Looking at the walls of the necropolis, which stretches out like an amphitheatre, you will see small and large entrances to no less than 35 domus de Janas, skilfully excavated from the 3rd millennium BC: some are decorated with spirals and concentric shapes. What prompted the men of that time to take such painstaking care of the rooms in which the dead were housed?
It is also known as the 'tomb of painted architecture', an emblematic name for the construction and ornamental features of the most famous of the four underground tombs on Mount Siseri, a hill on the border between the Nurra and Logudoro Turritano. It is divided into several chambers, some made like Neolithic huts, and decorated with all the characteristic motifs of the pre-Nuragic age.
Three domus in the necropolis will amaze you with their size and state of preservation. The 'Tomb of the Chief' has an area of 250 square metres and comprises 18 chambers arranged in a labyrinth around two main rooms. The necropolis was reused for a long time. In Roman and later Byzantine times, the 'Tomb of the Chief' was transformed into a rock church, one of the first in the time of the persecutions. Repeatedly plastered and frescoed with scenes from the New Testament, which you will notice inside, it was dedicated to St Andrew.

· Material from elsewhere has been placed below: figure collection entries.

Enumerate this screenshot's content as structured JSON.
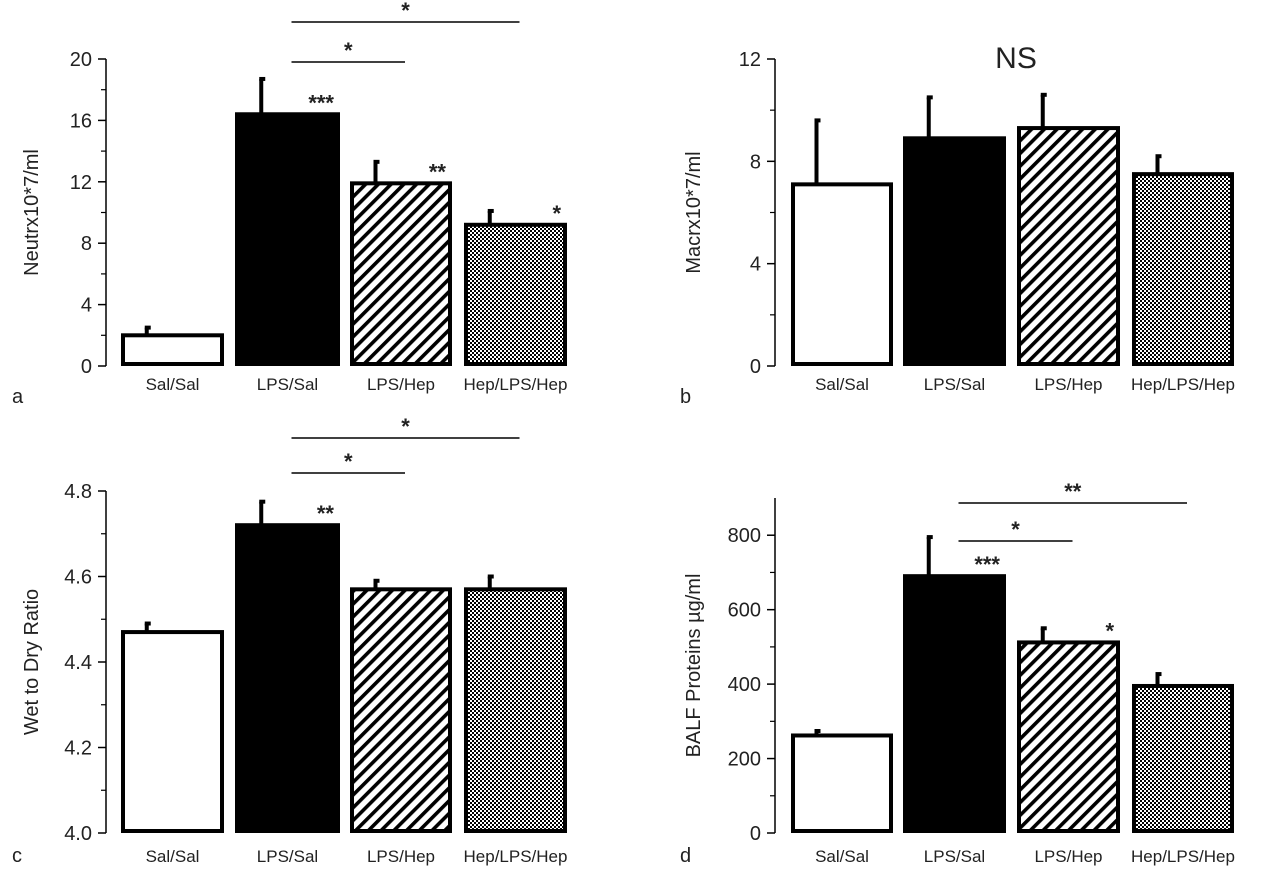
{
  "patterns": {
    "Sal/Sal": "white",
    "LPS/Sal": "black",
    "LPS/Hep": "hatch",
    "Hep/LPS/Hep": "checker"
  },
  "colors": {
    "ink": "#000000",
    "background": "#ffffff"
  },
  "chart_data": [
    {
      "type": "bar",
      "panel_label": "a",
      "title": "",
      "ylabel": "Neutrx10*7/ml",
      "xlabel": "",
      "categories": [
        "Sal/Sal",
        "LPS/Sal",
        "LPS/Hep",
        "Hep/LPS/Hep"
      ],
      "values": [
        2.0,
        16.4,
        11.9,
        9.2
      ],
      "errors": [
        0.5,
        2.3,
        1.4,
        0.9
      ],
      "ylim": [
        0,
        20
      ],
      "yticks": [
        "0",
        "4",
        "8",
        "12",
        "16",
        "20"
      ],
      "bar_annotations": [
        "",
        "***",
        "**",
        "*"
      ],
      "brackets": [
        {
          "from": 1,
          "to": 3,
          "label": "*"
        },
        {
          "from": 1,
          "to": 2,
          "label": "*"
        }
      ]
    },
    {
      "type": "bar",
      "panel_label": "b",
      "title": "NS",
      "ylabel": "Macrx10*7/ml",
      "xlabel": "",
      "categories": [
        "Sal/Sal",
        "LPS/Sal",
        "LPS/Hep",
        "Hep/LPS/Hep"
      ],
      "values": [
        7.1,
        8.9,
        9.3,
        7.5
      ],
      "errors": [
        2.5,
        1.6,
        1.3,
        0.7
      ],
      "ylim": [
        0,
        12
      ],
      "yticks": [
        "0",
        "4",
        "8",
        "12"
      ],
      "bar_annotations": [
        "",
        "",
        "",
        ""
      ],
      "brackets": []
    },
    {
      "type": "bar",
      "panel_label": "c",
      "title": "",
      "ylabel": "Wet to Dry Ratio",
      "xlabel": "",
      "categories": [
        "Sal/Sal",
        "LPS/Sal",
        "LPS/Hep",
        "Hep/LPS/Hep"
      ],
      "values": [
        4.47,
        4.72,
        4.57,
        4.57
      ],
      "errors": [
        0.02,
        0.055,
        0.02,
        0.03
      ],
      "ylim": [
        4.0,
        4.8
      ],
      "yticks": [
        "4.0",
        "4.2",
        "4.4",
        "4.6",
        "4.8"
      ],
      "bar_annotations": [
        "",
        "**",
        "",
        ""
      ],
      "brackets": [
        {
          "from": 1,
          "to": 3,
          "label": "*"
        },
        {
          "from": 1,
          "to": 2,
          "label": "*"
        }
      ]
    },
    {
      "type": "bar",
      "panel_label": "d",
      "title": "",
      "ylabel": "BALF Proteins µg/ml",
      "xlabel": "",
      "categories": [
        "Sal/Sal",
        "LPS/Sal",
        "LPS/Hep",
        "Hep/LPS/Hep"
      ],
      "values": [
        262,
        690,
        512,
        395
      ],
      "errors": [
        12,
        105,
        38,
        32
      ],
      "ylim": [
        0,
        900
      ],
      "yticks": [
        "0",
        "200",
        "400",
        "600",
        "800"
      ],
      "bar_annotations": [
        "",
        "***",
        "*",
        ""
      ],
      "brackets": [
        {
          "from": 1,
          "to": 3,
          "label": "**"
        },
        {
          "from": 1,
          "to": 2,
          "label": "*"
        }
      ]
    }
  ]
}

Of the underground complex, excavated in the final Neolithic period in the Oniferi area, you will be impressed by the Emiciclo tomb: its complex structure consists of an antechamber, a large central chamber and five secondary cells. Among the symbolic representations are eleven upside-down anthropomorphic petroglyphs, perhaps representing the dead returning to Mother Earth.
A valley in the hinterland of Alghero is 'pierced' by 38 tombs excavated in sandstone between the 4th and 3rd millennium BC and spread out in two groups, one group of seven in the flatter part, the other of 31 on a small hill. Inside them, even the stone spikes used to excavate them were found. The domus are decorated with the 'classic' symbols related to the veneration of the dead of the time, carved in relief.